§7

And so, at last, the doors of my prison were opened, and I was free. The solitude of my smallish room and the quiet half-secret interviews with my one friend, Ogaryóv, were now exchanged for a noisy family of six hundred members. In a fortnight, I was more at home there than I had ever been, from the day I was born, in my father’s house.

But even here my father’s house pursued me, in the shape of a footman whom my father sent with me to the University, especially when I walked there. I spent a whole term in trying to dodge this escort, and was formally excused from it at last. I say “formally,” because my valet Peter, who was entrusted with this duty, very soon realised, first, that I disliked being escorted, and secondly, that he himself would be much better off in various places of amusement than in the entrance-hall of my lecture-room, where he had no occupation except to exchange gossip and pinches of snuff with the two porters.
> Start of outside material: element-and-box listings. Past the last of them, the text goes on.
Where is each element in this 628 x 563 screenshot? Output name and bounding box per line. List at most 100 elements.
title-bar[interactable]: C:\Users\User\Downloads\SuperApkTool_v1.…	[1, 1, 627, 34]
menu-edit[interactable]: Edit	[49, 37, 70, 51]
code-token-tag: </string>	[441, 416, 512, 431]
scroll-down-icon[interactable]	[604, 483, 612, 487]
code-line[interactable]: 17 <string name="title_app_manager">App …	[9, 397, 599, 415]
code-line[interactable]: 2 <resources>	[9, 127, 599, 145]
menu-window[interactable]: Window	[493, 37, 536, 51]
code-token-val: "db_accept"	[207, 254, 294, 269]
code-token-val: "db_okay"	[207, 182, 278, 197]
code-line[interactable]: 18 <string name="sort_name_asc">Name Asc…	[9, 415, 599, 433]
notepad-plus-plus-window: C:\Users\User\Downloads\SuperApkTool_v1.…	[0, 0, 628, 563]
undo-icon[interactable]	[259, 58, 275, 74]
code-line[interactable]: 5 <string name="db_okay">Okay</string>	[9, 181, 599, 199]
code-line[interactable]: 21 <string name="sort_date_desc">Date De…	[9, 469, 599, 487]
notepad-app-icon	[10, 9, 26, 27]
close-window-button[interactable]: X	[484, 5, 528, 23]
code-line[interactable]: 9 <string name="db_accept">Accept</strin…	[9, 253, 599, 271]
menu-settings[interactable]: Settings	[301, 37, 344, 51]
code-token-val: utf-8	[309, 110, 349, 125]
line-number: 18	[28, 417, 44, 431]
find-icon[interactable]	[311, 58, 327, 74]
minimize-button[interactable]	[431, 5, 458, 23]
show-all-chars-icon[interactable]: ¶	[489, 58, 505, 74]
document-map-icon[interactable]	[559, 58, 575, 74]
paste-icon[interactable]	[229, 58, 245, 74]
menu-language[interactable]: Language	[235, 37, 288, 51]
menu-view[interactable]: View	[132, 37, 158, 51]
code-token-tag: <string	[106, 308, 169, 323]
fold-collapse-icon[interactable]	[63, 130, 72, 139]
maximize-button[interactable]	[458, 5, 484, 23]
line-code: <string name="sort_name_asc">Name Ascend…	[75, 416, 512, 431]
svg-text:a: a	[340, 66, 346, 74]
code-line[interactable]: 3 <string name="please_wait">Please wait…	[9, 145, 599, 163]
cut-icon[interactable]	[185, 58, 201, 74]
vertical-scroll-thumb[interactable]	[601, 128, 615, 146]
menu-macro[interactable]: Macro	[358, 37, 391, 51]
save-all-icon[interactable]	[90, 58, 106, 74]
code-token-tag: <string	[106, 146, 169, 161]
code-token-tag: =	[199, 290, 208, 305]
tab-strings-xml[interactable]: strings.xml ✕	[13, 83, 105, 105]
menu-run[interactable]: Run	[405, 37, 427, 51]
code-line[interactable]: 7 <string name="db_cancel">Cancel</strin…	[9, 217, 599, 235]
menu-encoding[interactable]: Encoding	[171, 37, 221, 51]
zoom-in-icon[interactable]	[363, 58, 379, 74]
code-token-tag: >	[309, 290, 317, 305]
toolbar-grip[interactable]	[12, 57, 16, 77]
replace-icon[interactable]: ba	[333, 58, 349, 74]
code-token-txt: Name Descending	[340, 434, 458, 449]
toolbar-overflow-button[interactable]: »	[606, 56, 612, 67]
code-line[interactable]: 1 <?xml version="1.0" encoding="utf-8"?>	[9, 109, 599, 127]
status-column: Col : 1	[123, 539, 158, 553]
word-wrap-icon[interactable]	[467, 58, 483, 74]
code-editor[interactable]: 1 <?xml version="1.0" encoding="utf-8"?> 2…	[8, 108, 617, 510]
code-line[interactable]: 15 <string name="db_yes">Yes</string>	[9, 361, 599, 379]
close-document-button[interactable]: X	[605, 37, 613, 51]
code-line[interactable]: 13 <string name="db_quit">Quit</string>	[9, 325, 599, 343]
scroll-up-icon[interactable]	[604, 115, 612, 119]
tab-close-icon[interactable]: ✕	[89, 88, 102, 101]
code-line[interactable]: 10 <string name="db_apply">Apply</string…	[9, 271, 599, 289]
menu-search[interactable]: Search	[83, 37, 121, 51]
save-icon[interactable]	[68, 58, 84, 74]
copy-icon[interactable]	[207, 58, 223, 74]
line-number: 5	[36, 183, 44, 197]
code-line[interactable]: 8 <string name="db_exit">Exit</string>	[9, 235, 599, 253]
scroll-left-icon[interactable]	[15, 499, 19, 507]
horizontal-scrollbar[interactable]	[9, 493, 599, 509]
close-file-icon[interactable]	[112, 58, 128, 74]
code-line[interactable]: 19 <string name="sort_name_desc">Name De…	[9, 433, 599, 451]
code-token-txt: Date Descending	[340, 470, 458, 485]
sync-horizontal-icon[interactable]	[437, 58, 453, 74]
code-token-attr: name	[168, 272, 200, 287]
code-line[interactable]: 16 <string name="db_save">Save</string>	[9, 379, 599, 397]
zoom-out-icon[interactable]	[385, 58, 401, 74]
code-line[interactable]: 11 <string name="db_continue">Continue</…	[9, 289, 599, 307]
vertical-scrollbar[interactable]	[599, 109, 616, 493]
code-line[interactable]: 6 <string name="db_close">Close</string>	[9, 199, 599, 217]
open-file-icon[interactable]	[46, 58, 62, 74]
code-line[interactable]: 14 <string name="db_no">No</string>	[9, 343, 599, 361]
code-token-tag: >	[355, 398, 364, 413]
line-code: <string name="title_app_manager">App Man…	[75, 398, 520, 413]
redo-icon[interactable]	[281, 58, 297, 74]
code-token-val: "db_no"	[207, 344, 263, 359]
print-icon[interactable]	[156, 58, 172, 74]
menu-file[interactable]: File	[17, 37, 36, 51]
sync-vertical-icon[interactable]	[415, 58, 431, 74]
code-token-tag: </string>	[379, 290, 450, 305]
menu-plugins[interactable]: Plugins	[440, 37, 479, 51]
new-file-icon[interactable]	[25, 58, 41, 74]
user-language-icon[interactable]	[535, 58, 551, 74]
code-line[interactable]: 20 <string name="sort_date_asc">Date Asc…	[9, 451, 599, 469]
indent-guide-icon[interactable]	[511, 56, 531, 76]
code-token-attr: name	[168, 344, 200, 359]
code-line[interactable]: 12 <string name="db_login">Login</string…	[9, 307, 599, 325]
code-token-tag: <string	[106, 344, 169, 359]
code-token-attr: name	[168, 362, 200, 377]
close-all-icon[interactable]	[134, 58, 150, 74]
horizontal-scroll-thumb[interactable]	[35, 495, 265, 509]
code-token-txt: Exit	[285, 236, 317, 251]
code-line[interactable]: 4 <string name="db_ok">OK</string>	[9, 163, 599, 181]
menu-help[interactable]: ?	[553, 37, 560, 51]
What was the motive of this precaution? Was it possible that Peter, who had been liable all his life to drinking-bouts that lasted for days, could keep me straight? I don’t suppose my father believed that; but, for his own peace of mind, he took measures—ineffective, indeed, but still measures—much in the way that freethinkers keep Lent. This is a characteristic feature of the old system of education in Russia. Till I was seven, I was not allowed to come downstairs alone—the flight was rather steep; and Vyéra Artamónovna went on bathing me till I was eleven. It was of a piece with this system that I should have a servant walking behind me to College, and should not be allowed, before I was twenty-one, to be out later than half-past ten. I was never really free and independent till I was banished; but for that incident, the system would probably have gone on till I was twenty-five or thirty-five.